Since we now view information and data as two separate concepts, we can also treat them separately. From the data-collecting side, we can expect little other than leaks. However, we do have control over what we share, and this somewhat academic distinction between information and data enables us to take measures on our side. Let's start with the first shell: information. For this, we can reuse the principle of data minimization. The logic is similar: what you don't share doesn't need to be protected and therefore can't leak. Unfortunately, collectors obligate us to fill in various details, and data minimization is of no use: we must share something. Here we transition from information to data, the second shell, because why should we share our real details on the hundreds of data-maximizing websites? If you are then supposed to share something, the principle of data contamination comes into play. You don't share your (real) information but (made-up) data, creating an actual separation between personal and public. In other words: minimize where possible (personal shell), contaminate where necessary (public shell).

Therefore, I am moving to Moeraswantsstraat tomorrow because I plan to order something online, but this street doesn't actually exist, which is indeed inconvenient for deliveries. In any case, Moeraswantsstraat works excellently on sites that have no idea how to perform automatic postcode-street-number checks and pass through all input unverified. If Moeraswantsstraat is rejected, that actually says something positive about the data management of the respective organization. In this way, the savvy cyber citizen actually gathers information about potentially sloppy data collectors. For organizations that are about to send goods, I must fall back on the Bumblebee delivery boxes at the local Gamma on Houtpantserjufferlaan. Thus, the new abstraction between information and data, in addition to extra hygiene, also provides extra exercise. Then there's my phone number. That's tricky. Do I give a non-existent number, but what if they send a text message with the delivery time, or if the bank sends those handy text messages saying my card is about to expire and I have 3 days to enter my old PIN on the linked website, choose a new PIN, and send the old card, quickly, before I can't pay anymore? Anyway, perhaps I can equip grandpa's chewed-up hand-me-down phone with the cheapest data-less mobile plan and place it in the living room, making this mobile phone the visible reminder in our living room of the distinction between private information and public data.
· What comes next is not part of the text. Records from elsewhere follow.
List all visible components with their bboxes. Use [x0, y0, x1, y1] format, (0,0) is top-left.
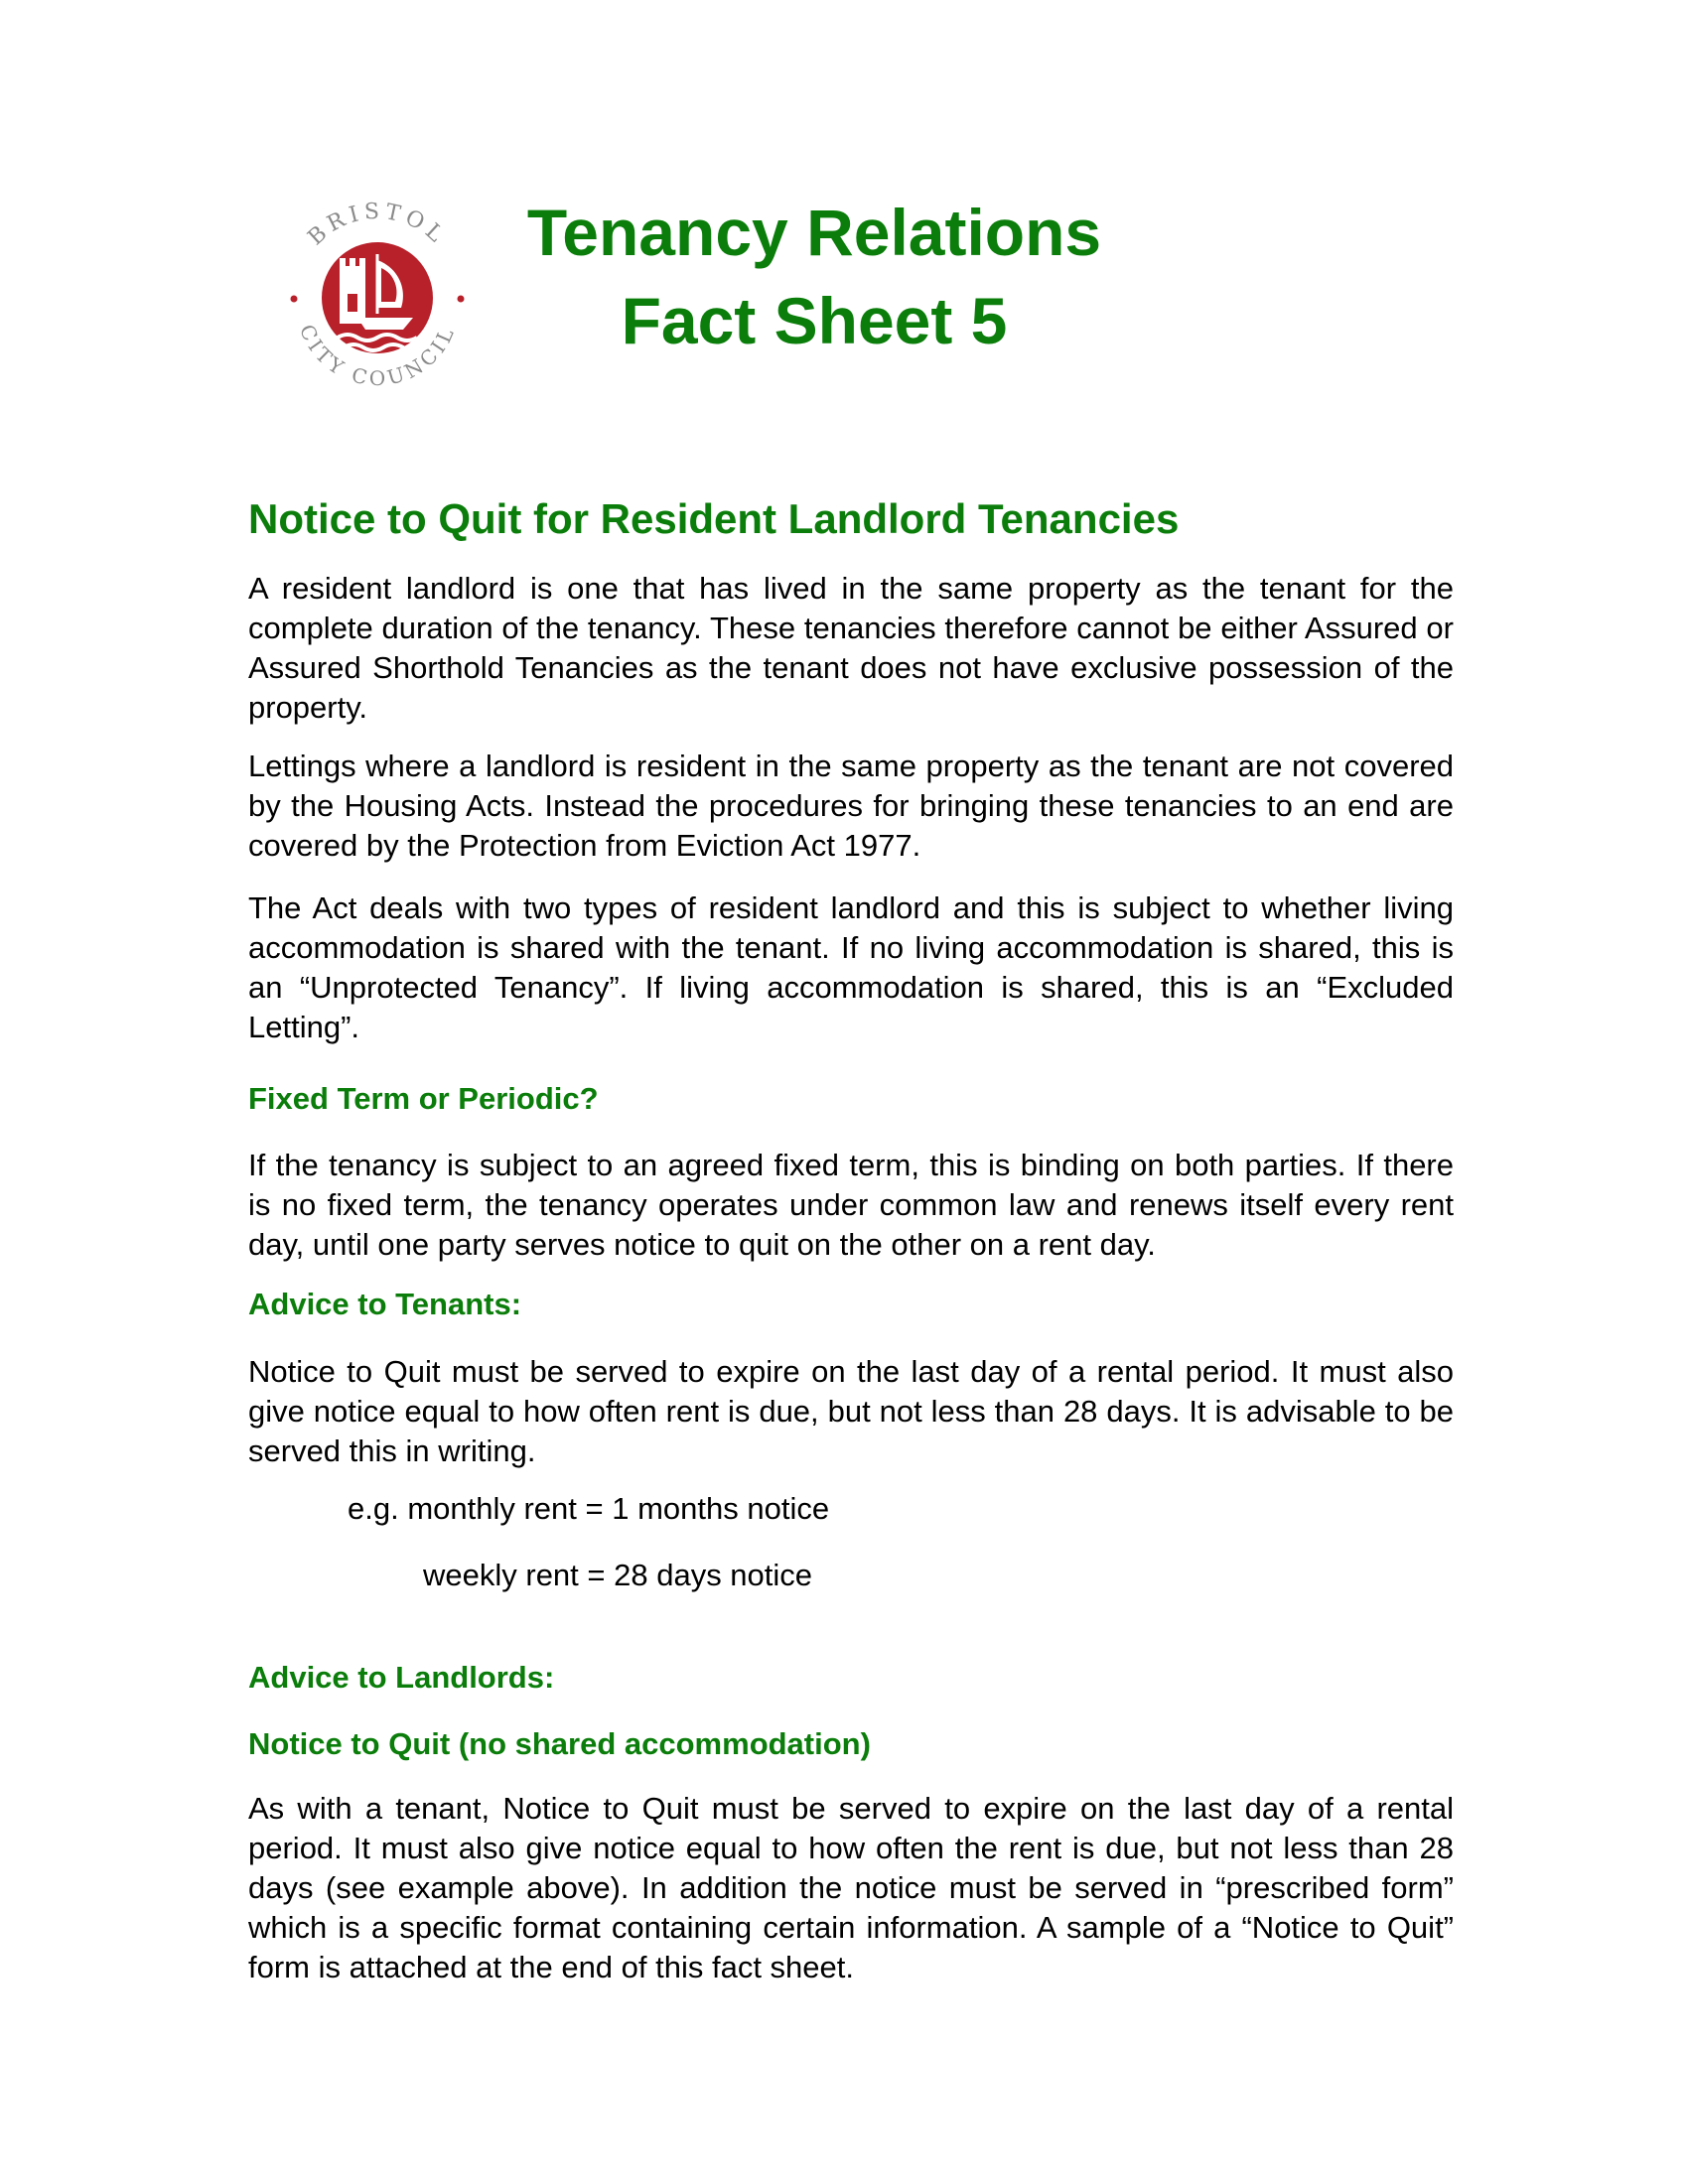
tenants-heading: Advice to Tenants:	[248, 1287, 522, 1321]
logo-text-top: BRISTOL	[303, 199, 452, 251]
landlords-heading: Advice to Landlords:	[248, 1660, 555, 1695]
logo-text-bottom: CITY COUNCIL	[294, 321, 461, 391]
ship-and-castle-emblem	[322, 242, 433, 353]
fixed-term-heading: Fixed Term or Periodic?	[248, 1081, 599, 1116]
example-monthly-rent: e.g. monthly rent = 1 months notice	[348, 1491, 830, 1526]
paragraph-two-types: The Act deals with two types of resident landlord and this is subject to whether living accommodation is shared with the tenant. If no living accommodation is shared, this is an “Unprotected Tenancy”. If living accommodation is shared, this is an “Excluded Letting”.	[248, 890, 1454, 1044]
paragraph-tenants: Notice to Quit must be served to expire on the last day of a rental period. It must also give notice equal to how often rent is due, but not less than 28 days. It is advisable to be served this in writing.	[248, 1354, 1454, 1468]
title-line-2: Fact Sheet 5	[621, 284, 1008, 357]
title-line-1: Tenancy Relations	[526, 196, 1102, 269]
paragraph-no-shared-accommodation: As with a tenant, Notice to Quit must be served to expire on the last day of a rental period. It must also give notice equal to how often the rent is due, but not less than 28 days (see example above). In addition the notice must be served in “prescribed form” which is a specific format containing certain information. A sample of a “Notice to Quit” form is attached at the end of this fact sheet.	[248, 1791, 1454, 1984]
example-weekly-rent: weekly rent = 28 days notice	[423, 1558, 813, 1592]
bristol-city-council-logo	[274, 195, 481, 401]
paragraph-fixed-term: If the tenancy is subject to an agreed fixed term, this is binding on both parties. If there is no fixed term, the tenancy operates under common law and renews itself every rent day, until one party serves notice to quit on the other on a rent day.	[248, 1148, 1454, 1262]
no-shared-accommodation-heading: Notice to Quit (no shared accommodation)	[248, 1726, 871, 1761]
paragraph-resident-landlord: A resident landlord is one that has lived in the same property as the tenant for the complete duration of the tenancy. These tenancies therefore cannot be either Assured or Assured Shorthold Tenancies as the tenant does not have exclusive possession of the property.	[248, 571, 1454, 725]
paragraph-housing-acts: Lettings where a landlord is resident in the same property as the tenant are not covered by the Housing Acts. Instead the procedures for bringing these tenancies to an end are covered by the Protection from Eviction Act 1977.	[248, 749, 1454, 863]
section-heading: Notice to Quit for Resident Landlord Tenancies	[248, 495, 1180, 542]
Despite years of working in cybersecurity, reading cynical annual reports, or even after the experience of my mother being cyber-robbed, the necessity of minimizing and contaminating didn't really hit home for me, ironically enough. At least, the necessity did, but not in a way that spurred me into action. It was one of those topics that still floated in the wrong quadrant of a matrix with important/not important on one axis and urgent/not urgent on the other. No, it was only upon seeing a paper A4 sheet with my identity details and those of my fellow students that the feedback loop between providing and collecting was short enough to activate my reptilian brain. It was enough to move the topic to the important-and-urgent quadrant, and I metaphorically moved along with it, to my new phantom address, spurred on by a paper data breach, something all the virtual and digital breaches before had never managed to do.